Mount Vesuvius was responsible for the destruction of the city of Pompeii in 79 AD. Nearly everyone has heard one story or another about arguably the most well-known volcanic eruption in history, but how many of you know what really happened on that fateful day in Pompeii?

This mountain located on the west coast of Italy is one of the most active volcanoes in the world, but the Vesuvius eruption is just one part of the story of the Italian city. How much do you know about daily life before the eruption of Mount Vesuvius? Hopefully, these facts about Pompeii will shed some light on one of the most famous ancient catastrophes in recorded history, as well as the vibrant society that preceded it. 

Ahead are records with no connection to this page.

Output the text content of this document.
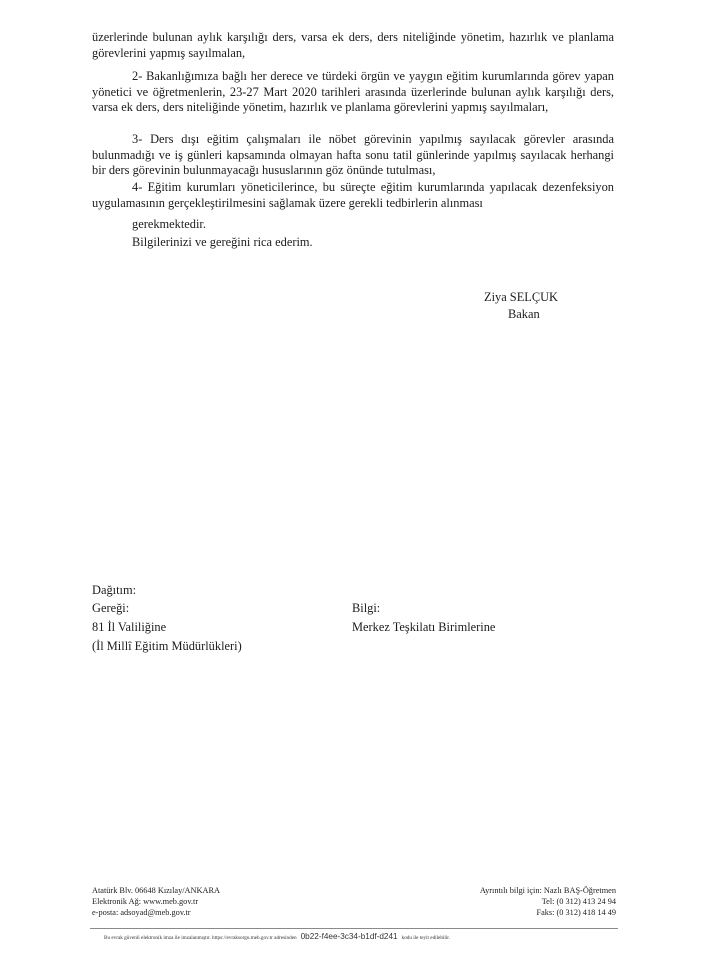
üzerlerinde bulunan aylık karşılığı ders, varsa ek ders, ders niteliğinde yönetim, hazırlık ve planlama görevlerini yapmış sayılmalan,
2- Bakanlığımıza bağlı her derece ve türdeki örgün ve yaygın eğitim kurumlarında görev yapan yönetici ve öğretmenlerin, 23-27 Mart 2020 tarihleri arasında üzerlerinde bulunan aylık karşılığı ders, varsa ek ders, ders niteliğinde yönetim, hazırlık ve planlama görevlerini yapmış sayılmaları,
3- Ders dışı eğitim çalışmaları ile nöbet görevinin yapılmış sayılacak görevler arasında bulunmadığı ve iş günleri kapsamında olmayan hafta sonu tatil günlerinde yapılmış sayılacak herhangi bir ders görevinin bulunmayacağı hususlarının göz önünde tutulması,
4- Eğitim kurumları yöneticilerince, bu süreçte eğitim kurumlarında yapılacak dezenfeksiyon uygulamasının gerçekleştirilmesini sağlamak üzere gerekli tedbirlerin alınması
gerekmektedir.
Bilgilerinizi ve gereğini rica ederim.
Ziya SELÇUK
Bakan
Dağıtım:
Gereği:
81 İl Valiliğine
(İl Millî Eğitim Müdürlükleri)
Bilgi:
Merkez Teşkilatı Birimlerine
Atatürk Blv. 06648 Kızılay/ANKARA
Elektronik Ağ: www.meb.gov.tr
e-posta: adsoyad@meb.gov.tr
Ayrıntılı bilgi için: Nazlı BAŞ-Öğretmen
Tel: (0 312) 413 24 94
Faks: (0 312) 418 14 49
Bu evrak güvenli elektronik imza ile imzalanmıştır. https://evraksorgu.meb.gov.tr adresinden 0b22-f4ee-3c34-b1df-d241 kodu ile teyit edilebilir.
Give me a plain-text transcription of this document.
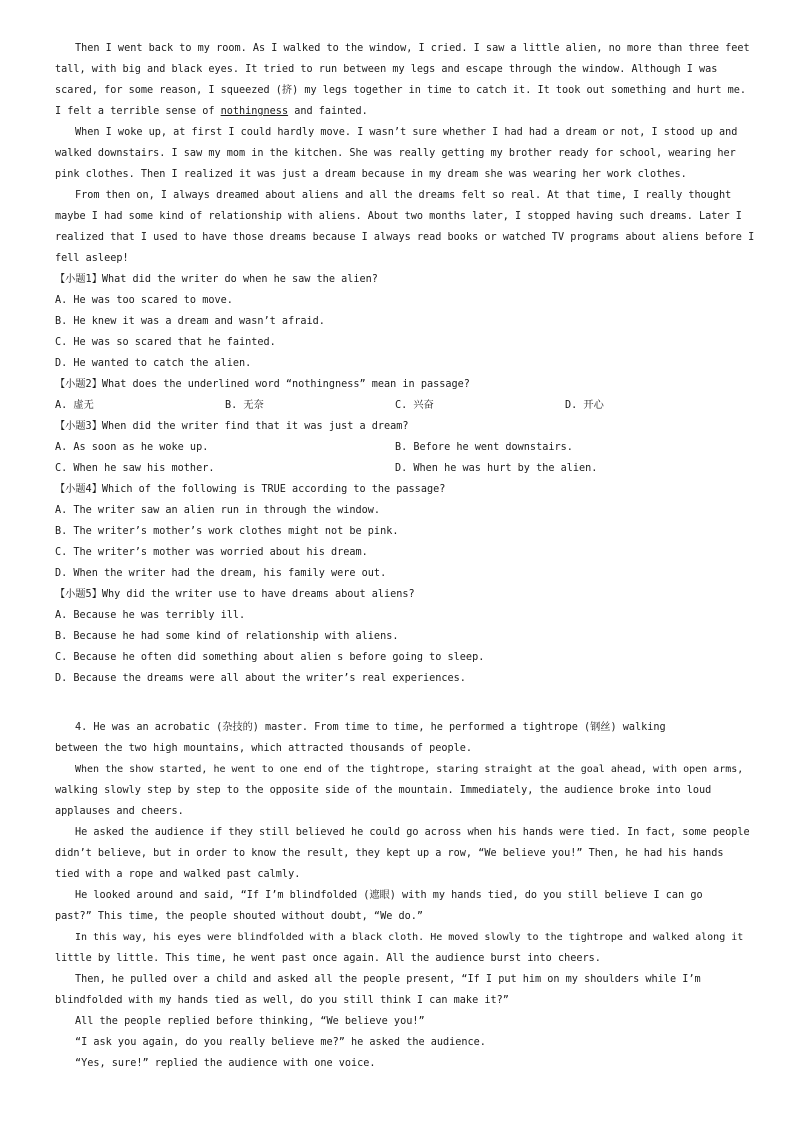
Then I went back to my room. As I walked to the window, I cried. I saw a little alien, no more than three feet
tall, with big and black eyes. It tried to run between my legs and escape through the window. Although I was
scared, for some reason, I squeezed (挤) my legs together in time to catch it. It took out something and hurt me.
I felt a terrible sense of nothingness and fainted.
When I woke up, at first I could hardly move. I wasn’t sure whether I had had a dream or not, I stood up and
walked downstairs. I saw my mom in the kitchen. She was really getting my brother ready for school, wearing her
pink clothes. Then I realized it was just a dream because in my dream she was wearing her work clothes.
From then on, I always dreamed about aliens and all the dreams felt so real. At that time, I really thought
maybe I had some kind of relationship with aliens. About two months later, I stopped having such dreams. Later I
realized that I used to have those dreams because I always read books or watched TV programs about aliens before I
fell asleep!
【小题1】What did the writer do when he saw the alien?
A. He was too scared to move.
B. He knew it was a dream and wasn’t afraid.
C. He was so scared that he fainted.
D. He wanted to catch the alien.
【小题2】What does the underlined word “nothingness” mean in passage?
A. 虚无	B. 无奈	C. 兴奋	D. 开心
【小题3】When did the writer find that it was just a dream?
A. As soon as he woke up.	B. Before he went downstairs.
C. When he saw his mother.	D. When he was hurt by the alien.
【小题4】Which of the following is TRUE according to the passage?
A. The writer saw an alien run in through the window.
B. The writer’s mother’s work clothes might not be pink.
C. The writer’s mother was worried about his dream.
D. When the writer had the dream, his family were out.
【小题5】Why did the writer use to have dreams about aliens?
A. Because he was terribly ill.
B. Because he had some kind of relationship with aliens.
C. Because he often did something about alien s before going to sleep.
D. Because the dreams were all about the writer’s real experiences.
4. He was an acrobatic (杂技的) master. From time to time, he performed a tightrope (钢丝) walking
between the two high mountains, which attracted thousands of people.
When the show started, he went to one end of the tightrope, staring straight at the goal ahead, with open arms,
walking slowly step by step to the opposite side of the mountain. Immediately, the audience broke into loud
applauses and cheers.
He asked the audience if they still believed he could go across when his hands were tied. In fact, some people
didn’t believe, but in order to know the result, they kept up a row, “We believe you!” Then, he had his hands
tied with a rope and walked past calmly.
He looked around and said, “If I’m blindfolded (遮眼) with my hands tied, do you still believe I can go
past?” This time, the people shouted without doubt, “We do.”
In this way, his eyes were blindfolded with a black cloth. He moved slowly to the tightrope and walked along it
little by little. This time, he went past once again. All the audience burst into cheers.
Then, he pulled over a child and asked all the people present, “If I put him on my shoulders while I’m
blindfolded with my hands tied as well, do you still think I can make it?”
All the people replied before thinking, “We believe you!”
“I ask you again, do you really believe me?” he asked the audience.
“Yes, sure!” replied the audience with one voice.
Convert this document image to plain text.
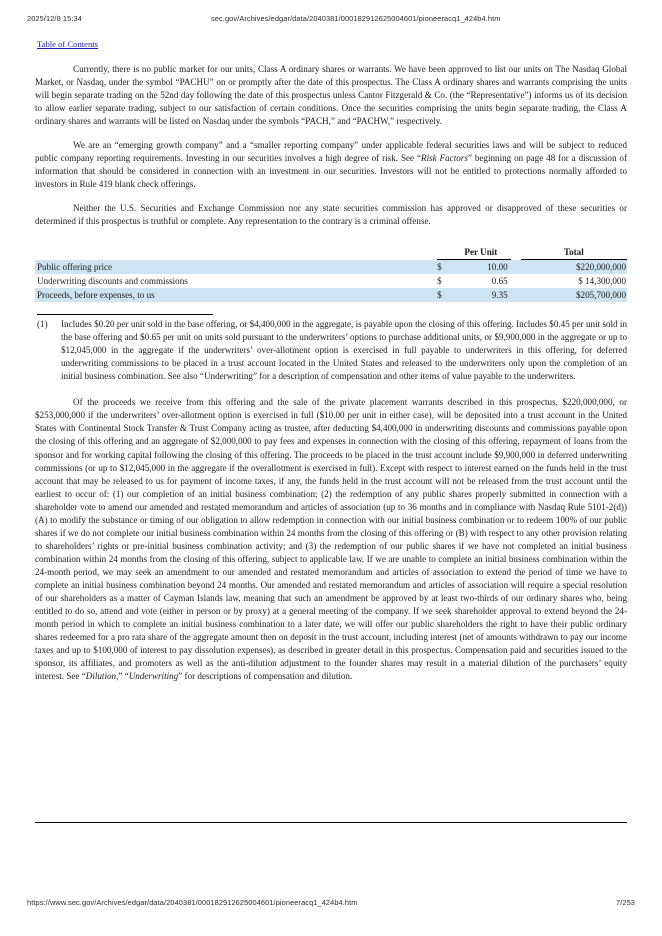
2025/12/8 15:34	sec.gov/Archives/edgar/data/2040381/000182912625004601/pioneeracq1_424b4.htm
Table of Contents

Currently, there is no public market for our units, Class A ordinary shares or warrants. We have been approved to list our units on The Nasdaq Global Market, or Nasdaq, under the symbol “PACHU” on or promptly after the date of this prospectus. The Class A ordinary shares and warrants comprising the units will begin separate trading on the 52nd day following the date of this prospectus unless Cantor Fitzgerald & Co. (the “Representative”) informs us of its decision to allow earlier separate trading, subject to our satisfaction of certain conditions. Once the securities comprising the units begin separate trading, the Class A ordinary shares and warrants will be listed on Nasdaq under the symbols “PACH,” and “PACHW,” respectively.

We are an “emerging growth company” and a “smaller reporting company” under applicable federal securities laws and will be subject to reduced public company reporting requirements. Investing in our securities involves a high degree of risk. See “Risk Factors” beginning on page 48 for a discussion of information that should be considered in connection with an investment in our securities. Investors will not be entitled to protections normally afforded to investors in Rule 419 blank check offerings.

Neither the U.S. Securities and Exchange Commission nor any state securities commission has approved or disapproved of these securities or determined if this prospectus is truthful or complete. Any representation to the contrary is a criminal offense.

		Per Unit		Total
Public offering price	$	10.00		$220,000,000
Underwriting discounts and commissions	$	0.65		$ 14,300,000
Proceeds, before expenses, to us	$	9.35		$205,700,000
(1) Includes $0.20 per unit sold in the base offering, or $4,400,000 in the aggregate, is payable upon the closing of this offering. Includes $0.45 per unit sold in the base offering and $0.65 per unit on units sold pursuant to the underwriters’ options to purchase additional units, or $9,900,000 in the aggregate or up to $12,045,000 in the aggregate if the underwriters’ over-allotment option is exercised in full payable to underwriters in this offering, for deferred underwriting commissions to be placed in a trust account located in the United States and released to the underwriters only upon the completion of an initial business combination. See also “Underwriting” for a description of compensation and other items of value payable to the underwriters.

Of the proceeds we receive from this offering and the sale of the private placement warrants described in this prospectus, $220,000,000, or $253,000,000 if the underwriters’ over-allotment option is exercised in full ($10.00 per unit in either case), will be deposited into a trust account in the United States with Continental Stock Transfer & Trust Company acting as trustee, after deducting $4,400,000 in underwriting discounts and commissions payable upon the closing of this offering and an aggregate of $2,000,000 to pay fees and expenses in connection with the closing of this offering, repayment of loans from the sponsor and for working capital following the closing of this offering. The proceeds to be placed in the trust account include $9,900,000 in deferred underwriting commissions (or up to $12,045,000 in the aggregate if the overallotment is exercised in full). Except with respect to interest earned on the funds held in the trust account that may be released to us for payment of income taxes, if any, the funds held in the trust account will not be released from the trust account until the earliest to occur of: (1) our completion of an initial business combination; (2) the redemption of any public shares properly submitted in connection with a shareholder vote to amend our amended and restated memorandum and articles of association (up to 36 months and in compliance with Nasdaq Rule 5101-2(d)) (A) to modify the substance or timing of our obligation to allow redemption in connection with our initial business combination or to redeem 100% of our public shares if we do not complete our initial business combination within 24 months from the closing of this offering or (B) with respect to any other provision relating to shareholders’ rights or pre-initial business combination activity; and (3) the redemption of our public shares if we have not completed an initial business combination within 24 months from the closing of this offering, subject to applicable law. If we are unable to complete an initial business combination within the 24-month period, we may seek an amendment to our amended and restated memorandum and articles of association to extend the period of time we have to complete an initial business combination beyond 24 months. Our amended and restated memorandum and articles of association will require a special resolution of our shareholders as a matter of Cayman Islands law, meaning that such an amendment be approved by at least two-thirds of our ordinary shares who, being entitled to do so, attend and vote (either in person or by proxy) at a general meeting of the company. If we seek shareholder approval to extend beyond the 24-month period in which to complete an initial business combination to a later date, we will offer our public shareholders the right to have their public ordinary shares redeemed for a pro rata share of the aggregate amount then on deposit in the trust account, including interest (net of amounts withdrawn to pay our income taxes and up to $100,000 of interest to pay dissolution expenses), as described in greater detail in this prospectus. Compensation paid and securities issued to the sponsor, its affiliates, and promoters as well as the anti-dilution adjustment to the founder shares may result in a material dilution of the purchasers’ equity interest. See “Dilution,” “Underwriting” for descriptions of compensation and dilution.

https://www.sec.gov/Archives/edgar/data/2040381/000182912625004601/pioneeracq1_424b4.htm	7/253
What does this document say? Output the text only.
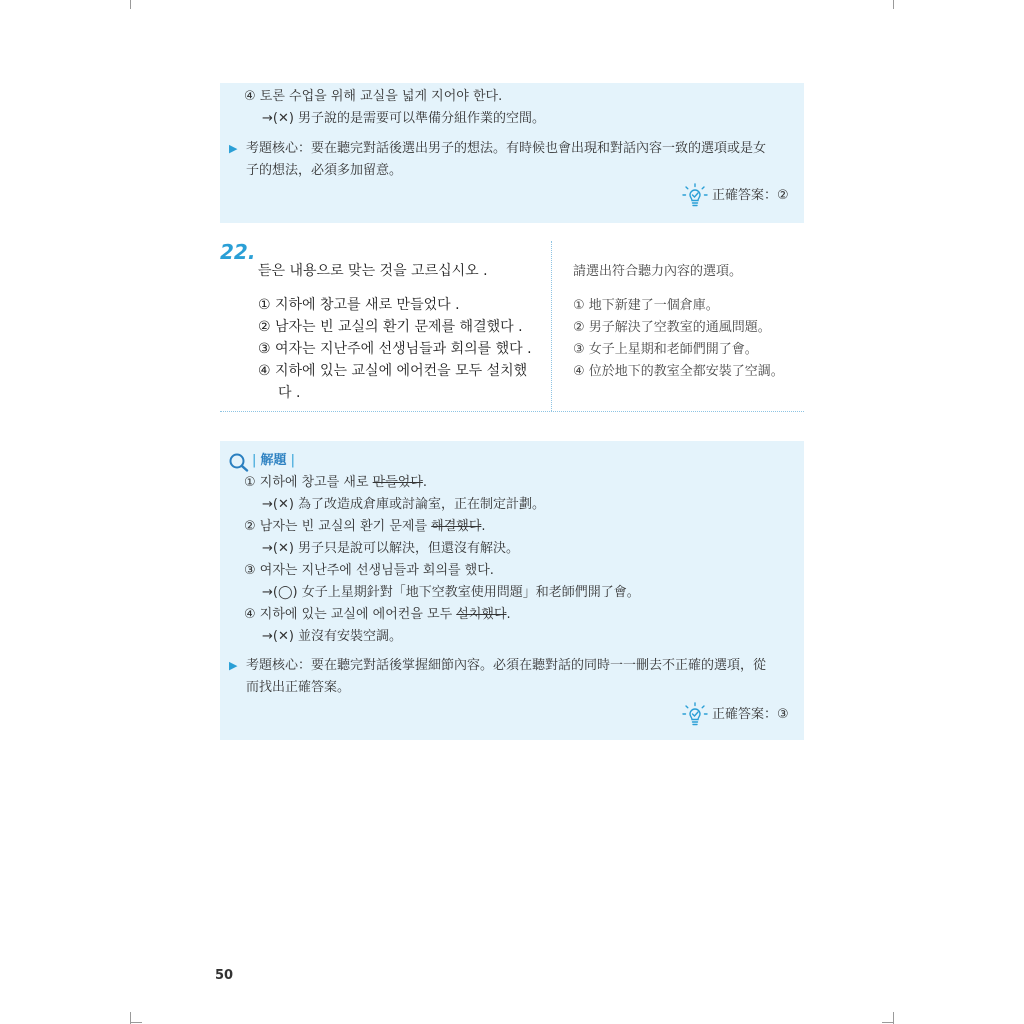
④ 토론 수업을 위해 교실을 넓게 지어야 한다.
→(✕) 男子說的是需要可以準備分組作業的空間。
▶ 考題核心：要在聽完對話後選出男子的想法。有時候也會出現和對話內容一致的選項或是女
子的想法，必須多加留意。
正確答案：②
22.
듣은 내용으로 맞는 것을 고르십시오 .	請選出符合聽力內容的選項。
① 지하에 창고를 새로 만들었다 .
② 남자는 빈 교실의 환기 문제를 해결했다 .
③ 여자는 지난주에 선생님들과 회의를 했다 .
④ 지하에 있는 교실에 에어컨을 모두 설치했
다 .
① 地下新建了一個倉庫。
② 男子解決了空教室的通風問題。
③ 女子上星期和老師們開了會。
④ 位於地下的教室全都安裝了空調。
| 解題 |
① 지하에 창고를 새로 만들었다.
→(✕) 為了改造成倉庫或討論室，正在制定計劃。
② 남자는 빈 교실의 환기 문제를 해결했다.
→(✕) 男子只是說可以解決，但還沒有解決。
③ 여자는 지난주에 선생님들과 회의를 했다.
→(◯) 女子上星期針對「地下空教室使用問題」和老師們開了會。
④ 지하에 있는 교실에 에어컨을 모두 설치했다.
→(✕) 並沒有安裝空調。
▶ 考題核心：要在聽完對話後掌握細節內容。必須在聽對話的同時一一刪去不正確的選項，從
而找出正確答案。
正確答案：③
50
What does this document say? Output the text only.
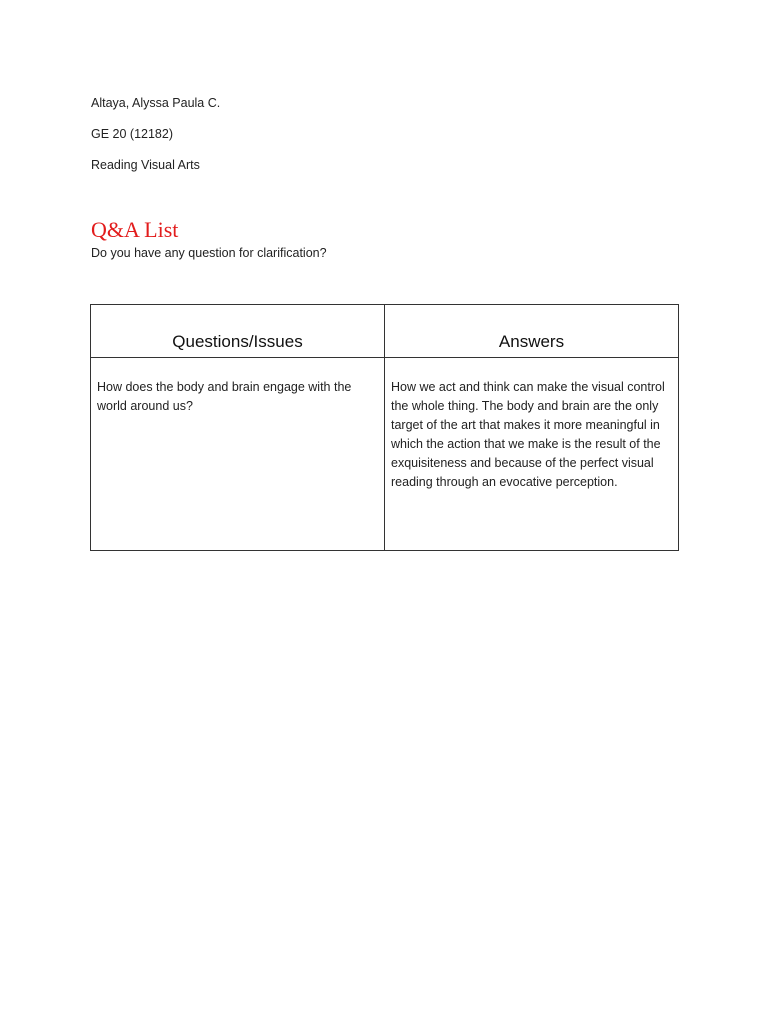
Altaya, Alyssa Paula C.
GE 20 (12182)
Reading Visual Arts
Q&A List
Do you have any question for clarification?
Questions/Issues	Answers

How does the body and brain engage with the world around us?	How we act and think can make the visual control the whole thing. The body and brain are the only target of the art that makes it more meaningful in which the action that we make is the result of the exquisiteness and because of the perfect visual reading through an evocative perception.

  • Photo: Rene Boulay / Wikimedia Commons / CC BY-SA 3.0

    Pompeii Was A Popular Holiday Destination For Wealthy Romans

    Since Rome was heavily populated (by ancient standards), and the summers could be unbearably hot, many wealthy Romans sought extravagant resorts at which to take vacations.

    Pompeii was nowhere near as crowded as Rome; it had remarkable architecture, a large amphitheater where top-tier shows took place, and (most important) a thriving commercial center with factories, shops, bathhouses, and brothels. 

  • Photo: Amphipolis / Wikimedia Commons / CC BY-SA 2.0

    Pompeii Is Well-Preserved Thanks To What Destroyed It

    It might sound odd (and more than a little horrible), but the tons of ash that blanketed Pompeii are also the reason why the city’s beautiful art, delicate jewelry, and impressive buildings have been so well-preserved for 2,000 years.

    While it may seem like a cruel irony, the truth is the ash and hot gas that killed thousands of Pompeii’s citizens preserved their bodies much better than any conventional method of embalming.

  • Photo: David Blaikie / Flickr / CC BY 2.0

    Archaeologists Have Identified Several Brothels

    You might have heard that Pompeii was the capital of ancient prostitution. You're probably picturing a plethora of brothels, and that isn't far from the truth based on what we know from the excavations.

    The largest brothel, known as the Lupanar and located in the city center, is one of the most-visited tourist attractions at the site today. Archeologists concluded it was a brothel from its layout – divided into cubicles, each with a masonry bed – and from its explicit graffiti, which lists sexual acts and prices. Erotic wall paintings, however, were not limited to the brothels. Such wall art appears to have been the decoration of choice for many buildings in Pompeii.

  • Photo: JoJan / Wikimedia Commons / CC BY 3.0

    Only One Firsthand Account Exists

    Pliny the Younger was one of the many people who witnessed the catastrophic aftermath of the Mount Vesuvius eruption. He was, however, the only one who wrote down in detail what happened that day in Pompeii (or, at least, the only one whose records have survived). In a letter to Tacitus, Pliny describes what he experienced during the second day of the disaster:

    A dense black cloud was coming up behind us, spreading over the earth like a flood.  "Let us leave the road while we can still see," I said, "or we shall be knocked down and trampled underfoot in the dark by the crowd behind."  We had scarcely sat down to rest when darkness fell, not the dark of a moonless or cloudy night, but as if the lamp had been put out in a closed room.  You could hear the shrieks of women, the wailing of infants, and the shouting of men; some were calling their parents, others their children or their wives, trying to recognize them by their voices.  People bewailed their own fate or that of their relatives, and there were some who prayed for death in their terror of dying.  Many besought the aid of the gods, but still more imagined there were no gods left, and that the universe was plunged into eternal darkness for evermore.